From equation (5), using equation (A.3) it follows that

$$\begin{eqnarray} \begin{array}{@{}rcl@{}} \displaystyle P(q,t,\tau )&\displaystyle =&\displaystyle \frac{1}{1+\lambda \tau }\left [\sum _{n=0}^{\infty }{\lambda }^{n}{F}_{0,n+1}(t-n \tau )\theta (t-n \tau )\right . \\ \displaystyle &\displaystyle &\displaystyle +~\sum _{n=0}^{\infty }({I}_{1,n}+{I}_{2,n}+{I}_{3,n}) \\ \displaystyle &\displaystyle &\displaystyle +~\left .\lambda (t-\tau )(\theta (t-\tau )-1)\vphantom {\sum _{n=0}^{\infty }} \right ] \\ \displaystyle {I}_{1,n}&\displaystyle \equiv &\displaystyle {\lambda }^{n+1}\int \nolimits _{0}^{t-n \tau }\mathrm{d}{t}^{\prime}\hspace{0.167em} {F}_{0}^{n+1}(t-{t}^{\prime}-\tau )(2+\lambda {t}^{\prime}) \\ \displaystyle {I}_{2,n}&\displaystyle \equiv &\displaystyle {\lambda }^{n+2}\int \nolimits _{0}^{t-(n+2)\tau }\mathrm{d}{t}^{\prime}\hspace{0.167em} {F}_{0}^{n+1}(t-{t}^{\prime}-(n+2)\tau ){t}^{\prime} \\ \displaystyle {I}_{3,n}&\displaystyle \equiv &\displaystyle -2{\lambda }^{n+1}\int \nolimits _{0}^{t-(n+1)\tau }\mathrm{d}{t}^{\prime}\hspace{0.167em} {F}_{0}^{n+1} \\ \displaystyle &\displaystyle &\displaystyle \times ~(t-{t}^{\prime}-(n+1)\tau )(1+\lambda {t}^{\prime}). \end{array} \end{eqnarray} \tag{ A.4 }$$

In two dimensions, the anti-Laplace transform of an arbitrary power of F₀(q,z) is [19]

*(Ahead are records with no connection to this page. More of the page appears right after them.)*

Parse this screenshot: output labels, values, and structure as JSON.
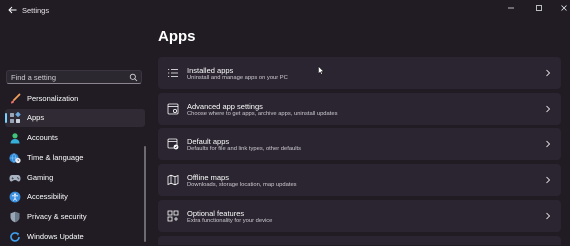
{
  "window": {
    "title": "Settings"
  },
  "search": {
    "placeholder": "Find a setting"
  },
  "sidebar": {
    "items": [
      {
        "label": "Personalization",
        "icon": "brush-icon"
      },
      {
        "label": "Apps",
        "icon": "apps-icon",
        "selected": true
      },
      {
        "label": "Accounts",
        "icon": "person-icon"
      },
      {
        "label": "Time & language",
        "icon": "globe-clock-icon"
      },
      {
        "label": "Gaming",
        "icon": "gamepad-icon"
      },
      {
        "label": "Accessibility",
        "icon": "accessibility-icon"
      },
      {
        "label": "Privacy & security",
        "icon": "shield-icon"
      },
      {
        "label": "Windows Update",
        "icon": "update-icon"
      }
    ]
  },
  "main": {
    "title": "Apps",
    "cards": [
      {
        "title": "Installed apps",
        "subtitle": "Uninstall and manage apps on your PC",
        "icon": "installed-apps-icon"
      },
      {
        "title": "Advanced app settings",
        "subtitle": "Choose where to get apps, archive apps, uninstall updates",
        "icon": "advanced-app-settings-icon"
      },
      {
        "title": "Default apps",
        "subtitle": "Defaults for file and link types, other defaults",
        "icon": "default-apps-icon"
      },
      {
        "title": "Offline maps",
        "subtitle": "Downloads, storage location, map updates",
        "icon": "map-icon"
      },
      {
        "title": "Optional features",
        "subtitle": "Extra functionality for your device",
        "icon": "optional-features-icon"
      }
    ]
  },
  "colors": {
    "accent": "#7ad0ff",
    "background": "#211c24",
    "card": "#2a2530"
  }
}
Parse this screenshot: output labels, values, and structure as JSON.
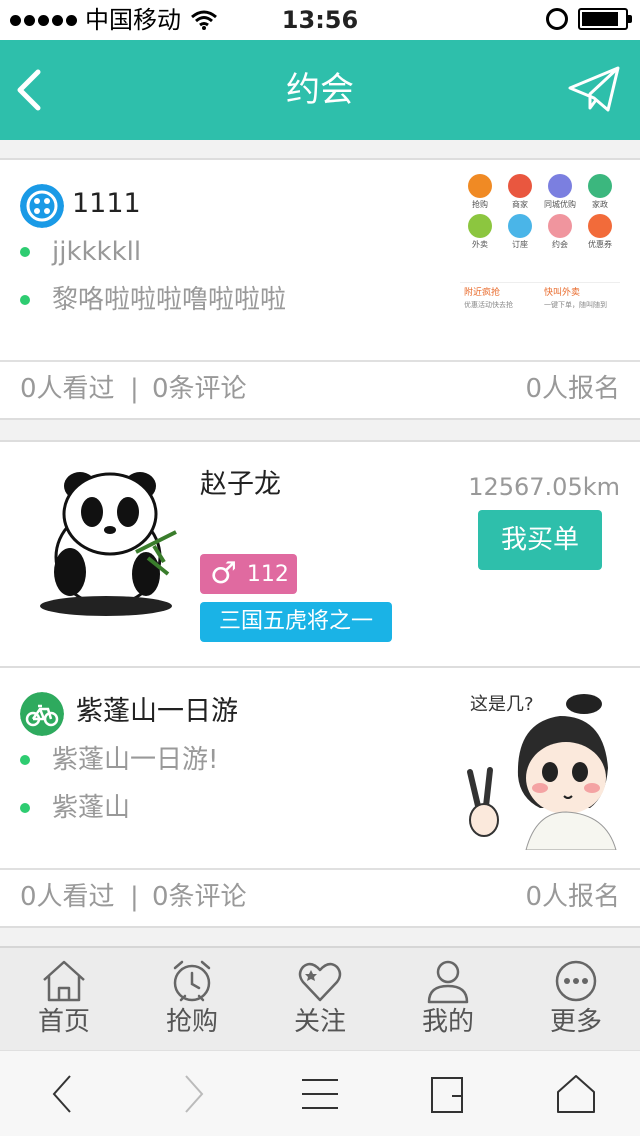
{
  "status_bar": {
    "carrier": "中国移动",
    "time": "13:56"
  },
  "header": {
    "title": "约会"
  },
  "cards": [
    {
      "title": "1111",
      "lines": [
        "jjkkkkll",
        "黎咯啦啦啦噜啦啦啦"
      ],
      "views": "0人看过",
      "separator": "|",
      "comments": "0条评论",
      "signups": "0人报名",
      "thumb": {
        "grid": [
          "抢购",
          "商家",
          "同城优购",
          "家政",
          "外卖",
          "订座",
          "约会",
          "优惠券"
        ],
        "promo_left": "附近疯抢",
        "promo_left_sub": "优惠活动快去抢",
        "promo_right": "快叫外卖",
        "promo_right_sub": "一键下单，随叫随到"
      }
    },
    {
      "title": "紫蓬山一日游",
      "lines": [
        "紫蓬山一日游!",
        "紫蓬山"
      ],
      "views": "0人看过",
      "separator": "|",
      "comments": "0条评论",
      "signups": "0人报名",
      "cartoon_text": "这是几?"
    }
  ],
  "user": {
    "name": "赵子龙",
    "distance": "12567.05km",
    "buy_label": "我买单",
    "gender_symbol": "♂",
    "age": "112",
    "tag": "三国五虎将之一"
  },
  "tabs": [
    {
      "label": "首页",
      "icon": "home-icon"
    },
    {
      "label": "抢购",
      "icon": "alarm-clock-icon"
    },
    {
      "label": "关注",
      "icon": "heart-icon"
    },
    {
      "label": "我的",
      "icon": "user-icon"
    },
    {
      "label": "更多",
      "icon": "more-icon"
    }
  ],
  "colors": {
    "accent": "#2ebfab",
    "gender": "#e06aa0",
    "tag": "#1ab3e6",
    "bullet": "#2ecc71"
  }
}
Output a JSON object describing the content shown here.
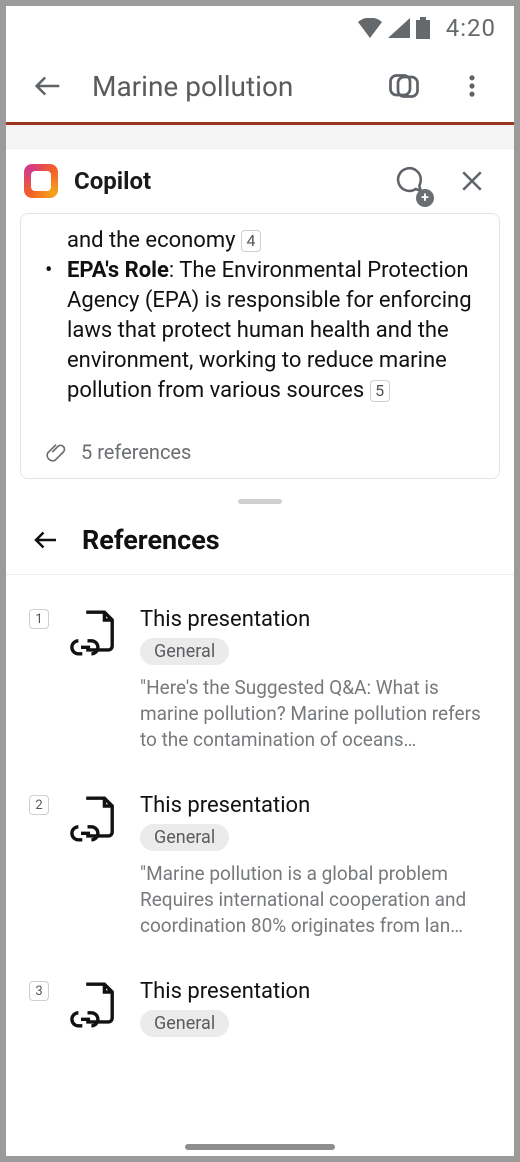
{
  "status": {
    "time": "4:20"
  },
  "header": {
    "title": "Marine pollution"
  },
  "copilot": {
    "title": "Copilot",
    "message": {
      "truncated_prev": "and the economy",
      "truncated_prev_cite": "4",
      "bold": "EPA's Role",
      "body": ": The Environmental Protection Agency (EPA) is responsible for enforcing laws that protect human health and the environment, working to reduce marine pollution from various sources",
      "cite": "5"
    },
    "refs_count": "5 references"
  },
  "refs": {
    "title": "References",
    "items": [
      {
        "num": "1",
        "title": "This presentation",
        "tag": "General",
        "desc": "\"Here's the Suggested Q&A:   What is marine pollution?   Marine pollution refers to the contamination of oceans…"
      },
      {
        "num": "2",
        "title": "This presentation",
        "tag": "General",
        "desc": "\"Marine pollution is a global problem Requires international cooperation and coordination 80% originates from lan…"
      },
      {
        "num": "3",
        "title": "This presentation",
        "tag": "General",
        "desc": ""
      }
    ]
  }
}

$$\begin{eqnarray} &&{F}_{0,n+1}(q,t)=\frac{{\mathrm{e}}^{-\lambda t}\sqrt{\pi }}{{2}^{\frac{n}{2}}\Gamma \left (\frac{n+1}{2}\right )}\left (\frac{t}{q v}\right )^{\frac{n}{2}}{J}_{\frac{n}{2}}(q v t), \end{eqnarray} \tag{ A.5 }$$

where J_m is the Bessel function of the first kind and Γ(x) is the Euler gamma. Putting equation (A.5) in equation (A.4), through a numerically integration, we can compute the ISF for any order n.